One particular, vital area in which I have noticed I am unable to rearrange the parts in quite the same way again is my life of faith. For more than 15 years I have been, and continue to be, an active follower of Christ. This journey has taken me down many paths, with significant high and low moments and numerous education and career-related benchmarks. I have sojourned from having very little biblical literacy and theological grasp to being deeply immersed in the bubble of evangelical western Christianity—to the place I am now, still grounded in my theology and faith but seeing a much larger spiritual plane than the one afforded by typical Americanized Christendom.
I could attempt to force myself to simplify things and push aside the multitude of connections from various other cultures, faiths and works of humanities that scream of a much larger picture than the one painted by available scripture and institutional religion. Sometimes I yearn for that era when all I wanted to learn about was the Bible and consume books or talks inspired by the Bible. Yet I cannot go back, and I do not think it is God’s intention for me to go back. As Bill Moyers states in his extensive interview with Joseph Campbell called The Power of Myth, my faith is being strengthened and enriched by allowing God to spring free from his westernized box—even if I cannot fully say where the journey is taking me, except for knowing that Jesus remains my integral companion along the way.
I pose questions and challenges here that institutionalized leaders or bureaucrats do not want expressed, because it poses a threat at many levels. But to me the deepest threat is confining one’s intellect or emotions to a dogmatic menu of beliefs sorted out and modified across time based on particular organizational agendas and objectives.

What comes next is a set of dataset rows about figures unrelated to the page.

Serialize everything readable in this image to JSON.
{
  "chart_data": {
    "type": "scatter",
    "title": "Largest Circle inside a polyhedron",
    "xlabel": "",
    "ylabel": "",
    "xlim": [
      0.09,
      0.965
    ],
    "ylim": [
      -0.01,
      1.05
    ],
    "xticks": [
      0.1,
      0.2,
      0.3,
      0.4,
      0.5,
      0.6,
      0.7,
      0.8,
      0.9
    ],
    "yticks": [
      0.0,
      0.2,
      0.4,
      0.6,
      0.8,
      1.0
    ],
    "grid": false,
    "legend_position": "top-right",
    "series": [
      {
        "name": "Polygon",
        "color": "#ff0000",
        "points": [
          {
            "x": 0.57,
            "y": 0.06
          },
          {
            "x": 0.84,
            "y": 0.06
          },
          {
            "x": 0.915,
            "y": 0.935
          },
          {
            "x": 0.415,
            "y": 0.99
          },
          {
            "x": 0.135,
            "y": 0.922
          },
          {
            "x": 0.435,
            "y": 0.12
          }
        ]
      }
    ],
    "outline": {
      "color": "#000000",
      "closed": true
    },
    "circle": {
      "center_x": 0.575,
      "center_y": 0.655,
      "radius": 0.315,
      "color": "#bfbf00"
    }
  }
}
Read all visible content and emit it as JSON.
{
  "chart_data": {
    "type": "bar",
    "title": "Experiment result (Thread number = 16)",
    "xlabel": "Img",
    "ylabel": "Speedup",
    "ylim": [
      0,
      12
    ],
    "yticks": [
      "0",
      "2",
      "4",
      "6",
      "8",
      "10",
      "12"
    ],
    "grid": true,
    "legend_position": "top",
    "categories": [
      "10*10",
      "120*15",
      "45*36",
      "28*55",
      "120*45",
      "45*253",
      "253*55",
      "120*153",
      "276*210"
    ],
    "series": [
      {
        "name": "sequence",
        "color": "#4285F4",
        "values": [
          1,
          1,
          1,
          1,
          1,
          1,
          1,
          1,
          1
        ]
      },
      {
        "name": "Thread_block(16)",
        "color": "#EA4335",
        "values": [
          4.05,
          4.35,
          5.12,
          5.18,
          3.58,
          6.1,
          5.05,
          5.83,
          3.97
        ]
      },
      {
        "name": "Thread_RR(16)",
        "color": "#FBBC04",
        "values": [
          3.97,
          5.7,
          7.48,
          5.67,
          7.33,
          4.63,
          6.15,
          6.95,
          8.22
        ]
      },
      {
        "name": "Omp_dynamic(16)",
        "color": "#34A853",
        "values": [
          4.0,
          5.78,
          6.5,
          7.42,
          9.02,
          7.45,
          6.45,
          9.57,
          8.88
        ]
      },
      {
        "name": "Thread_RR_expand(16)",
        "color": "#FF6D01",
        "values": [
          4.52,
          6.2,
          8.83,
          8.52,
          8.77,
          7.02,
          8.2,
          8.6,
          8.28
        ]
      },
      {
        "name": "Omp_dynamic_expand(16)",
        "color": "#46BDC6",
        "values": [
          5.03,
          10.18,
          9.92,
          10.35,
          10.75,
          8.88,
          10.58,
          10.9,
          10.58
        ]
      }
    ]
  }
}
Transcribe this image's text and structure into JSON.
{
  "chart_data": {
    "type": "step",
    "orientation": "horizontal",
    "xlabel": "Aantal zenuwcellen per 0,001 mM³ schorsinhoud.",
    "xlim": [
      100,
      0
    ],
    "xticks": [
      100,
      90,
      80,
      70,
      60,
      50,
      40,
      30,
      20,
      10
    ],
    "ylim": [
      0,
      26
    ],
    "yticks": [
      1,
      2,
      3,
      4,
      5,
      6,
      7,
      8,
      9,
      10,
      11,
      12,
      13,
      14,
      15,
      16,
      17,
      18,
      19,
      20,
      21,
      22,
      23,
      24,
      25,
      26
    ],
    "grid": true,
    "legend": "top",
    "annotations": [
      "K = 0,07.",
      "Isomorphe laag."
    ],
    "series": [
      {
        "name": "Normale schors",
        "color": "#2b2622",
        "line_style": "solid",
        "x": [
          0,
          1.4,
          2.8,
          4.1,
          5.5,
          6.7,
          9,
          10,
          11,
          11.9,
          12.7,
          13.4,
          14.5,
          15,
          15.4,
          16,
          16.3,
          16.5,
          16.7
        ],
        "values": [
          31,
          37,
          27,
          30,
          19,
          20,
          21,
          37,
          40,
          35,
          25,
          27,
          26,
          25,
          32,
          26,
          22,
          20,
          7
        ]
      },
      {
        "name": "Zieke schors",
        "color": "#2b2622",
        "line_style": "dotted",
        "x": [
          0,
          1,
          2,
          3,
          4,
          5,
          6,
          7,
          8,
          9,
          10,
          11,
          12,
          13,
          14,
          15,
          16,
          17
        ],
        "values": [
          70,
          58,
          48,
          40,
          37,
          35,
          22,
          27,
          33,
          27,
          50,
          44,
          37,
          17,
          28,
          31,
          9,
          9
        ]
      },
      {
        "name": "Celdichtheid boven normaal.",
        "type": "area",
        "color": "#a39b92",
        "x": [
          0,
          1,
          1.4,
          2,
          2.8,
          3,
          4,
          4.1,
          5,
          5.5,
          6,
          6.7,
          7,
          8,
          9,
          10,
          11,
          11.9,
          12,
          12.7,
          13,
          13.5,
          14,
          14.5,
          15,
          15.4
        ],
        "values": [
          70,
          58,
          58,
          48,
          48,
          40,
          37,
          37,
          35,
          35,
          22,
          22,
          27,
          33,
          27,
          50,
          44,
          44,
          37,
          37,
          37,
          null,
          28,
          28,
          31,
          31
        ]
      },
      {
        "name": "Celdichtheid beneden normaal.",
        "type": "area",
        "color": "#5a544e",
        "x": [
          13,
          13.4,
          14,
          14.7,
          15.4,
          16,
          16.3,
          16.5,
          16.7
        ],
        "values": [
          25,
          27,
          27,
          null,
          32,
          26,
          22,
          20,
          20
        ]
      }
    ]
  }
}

Ultimately, being enriched by the spiritual elements of truth found in so many pockets of life is the missing ingredient that can season the bored or inconsistent Christian/Jew/Muslim/etc. into a new era of bliss. Faith that is tested, challenged and stretched becomes faith that endures, faith that is worth having.
It is faith that is constantly calling us to a new adventure, in order to better serve humankind—and, in my opinion, better serve Christ.